The group's report showed the median home price increased 2.3% from a year earlier to $284,600. Inventory rose 6.2% from a month earlier to 1.55 million but fell 18.8% from a year ago. The number of homes for sale would last 4.8 months at the current sales pace. Anything below five months is seen as a tight market.
Existing-home sales dropped in all four U.S. regions in May, including an 11.1% slump in the West and an 8% decrease in the South. Closings also fell 10% in the Midwest and 13% in the Northeast.
The biggest hit to the housing market is centered around the condominium and co-op market as sales slumped 12.8% in May to an annualized 340,000 rate. Those purchases are down almost 25% from a year earlier. The drop in single-family home sales was more moderate — 9.4% from April — to a 3.57 million pace.
"There could be a permanent change about the preference for the suburbs and single-family homes not only because of during this pandemic period but more importantly the permanent change" to work from home, Yun said.

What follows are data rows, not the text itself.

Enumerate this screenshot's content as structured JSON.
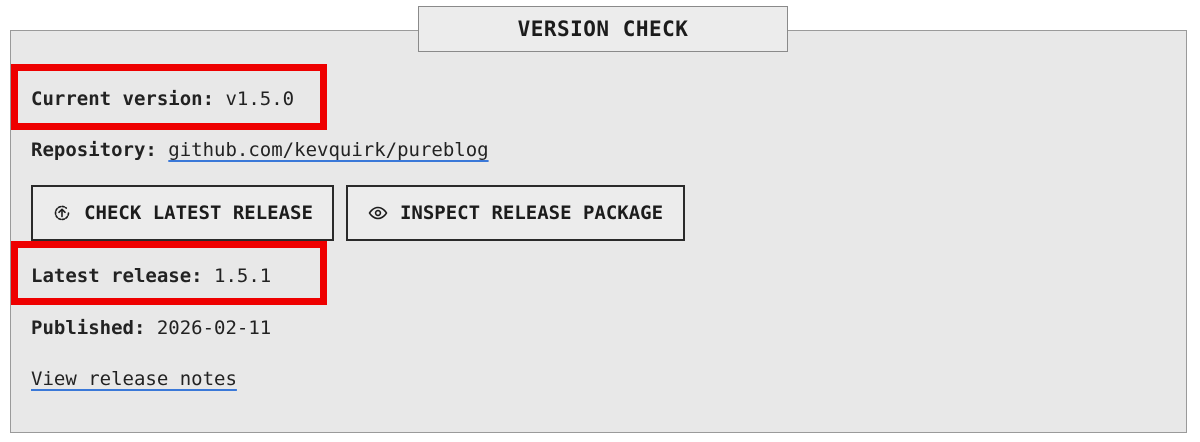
{
  "header": {
    "title": "VERSION CHECK"
  },
  "current": {
    "label": "Current version:",
    "value": "v1.5.0"
  },
  "repository": {
    "label": "Repository:",
    "link_text": "github.com/kevquirk/pureblog"
  },
  "buttons": {
    "check_label": "CHECK LATEST RELEASE",
    "check_icon": "upload-circle-icon",
    "inspect_label": "INSPECT RELEASE PACKAGE",
    "inspect_icon": "eye-icon"
  },
  "latest": {
    "label": "Latest release:",
    "value": "1.5.1"
  },
  "published": {
    "label": "Published:",
    "value": "2026-02-11"
  },
  "notes": {
    "link_text": "View release notes"
  },
  "colors": {
    "highlight": "#ee0000",
    "link_underline": "#3a78d8",
    "panel_bg": "#e8e8e8"
  }
}
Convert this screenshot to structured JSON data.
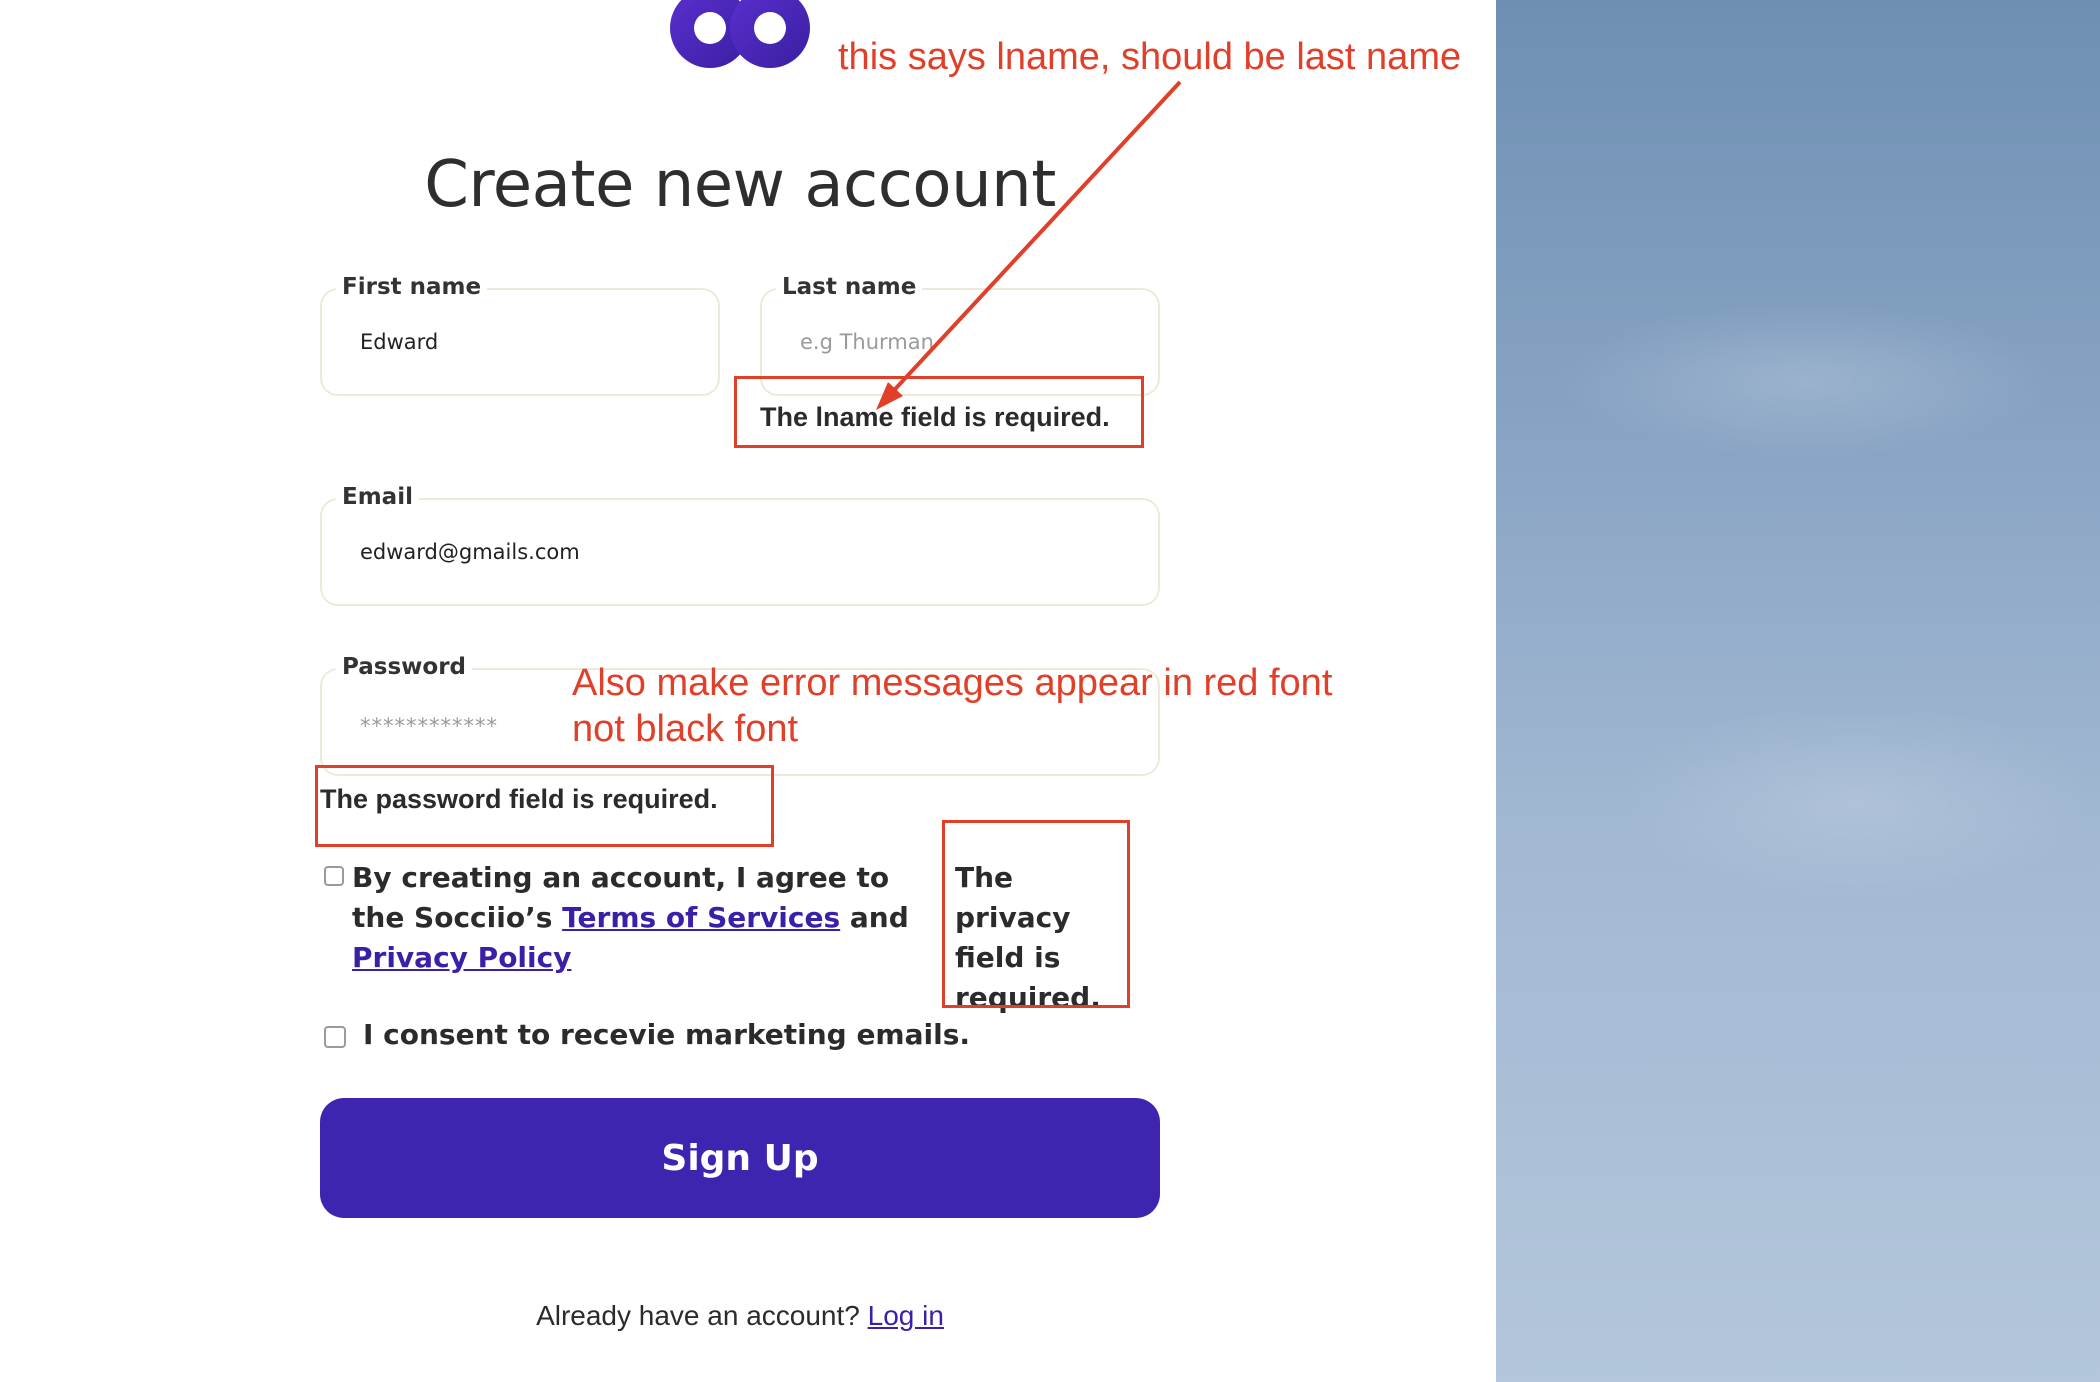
{
  "logo": {
    "name": "socciio-logo"
  },
  "title": "Create new account",
  "form": {
    "first_name": {
      "label": "First name",
      "value": "Edward"
    },
    "last_name": {
      "label": "Last name",
      "placeholder": "e.g Thurman",
      "error": "The lname field is required."
    },
    "email": {
      "label": "Email",
      "value": "edward@gmails.com"
    },
    "password": {
      "label": "Password",
      "masked": "************",
      "error": "The password field is required."
    },
    "terms": {
      "text_before": "By creating an account, I agree to the Socciio’s ",
      "terms_link": "Terms of Services",
      "text_between": " and ",
      "privacy_link": "Privacy Policy",
      "error": "The privacy field is required."
    },
    "consent": {
      "label": "I consent to recevie marketing emails."
    },
    "submit_label": "Sign Up"
  },
  "footer": {
    "prompt": "Already have an account? ",
    "login_link": "Log in"
  },
  "annotations": {
    "note1": "this says lname, should be last name",
    "note2": "Also make error messages appear in red font not black font",
    "color": "#e0402a"
  },
  "colors": {
    "brand": "#3f24b0",
    "link": "#3b1fa8",
    "field_border": "#ecebd9"
  }
}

Previously owned home sales account for about 90% of U.S. transactions and are calculated when a contract closes. New-home sales, which make up the remainder, are based on contract signings and May data will be released Tuesday.
Other recent data have shown the residential real estate market is beginning to rebound. The Mortgage Bankers Association's weekly measure of home-purchase loan applications is currently at an 11-year high. June data from the National Association of Home Builders and Wells Fargo showed builder sentiment jumped by a record 21 points.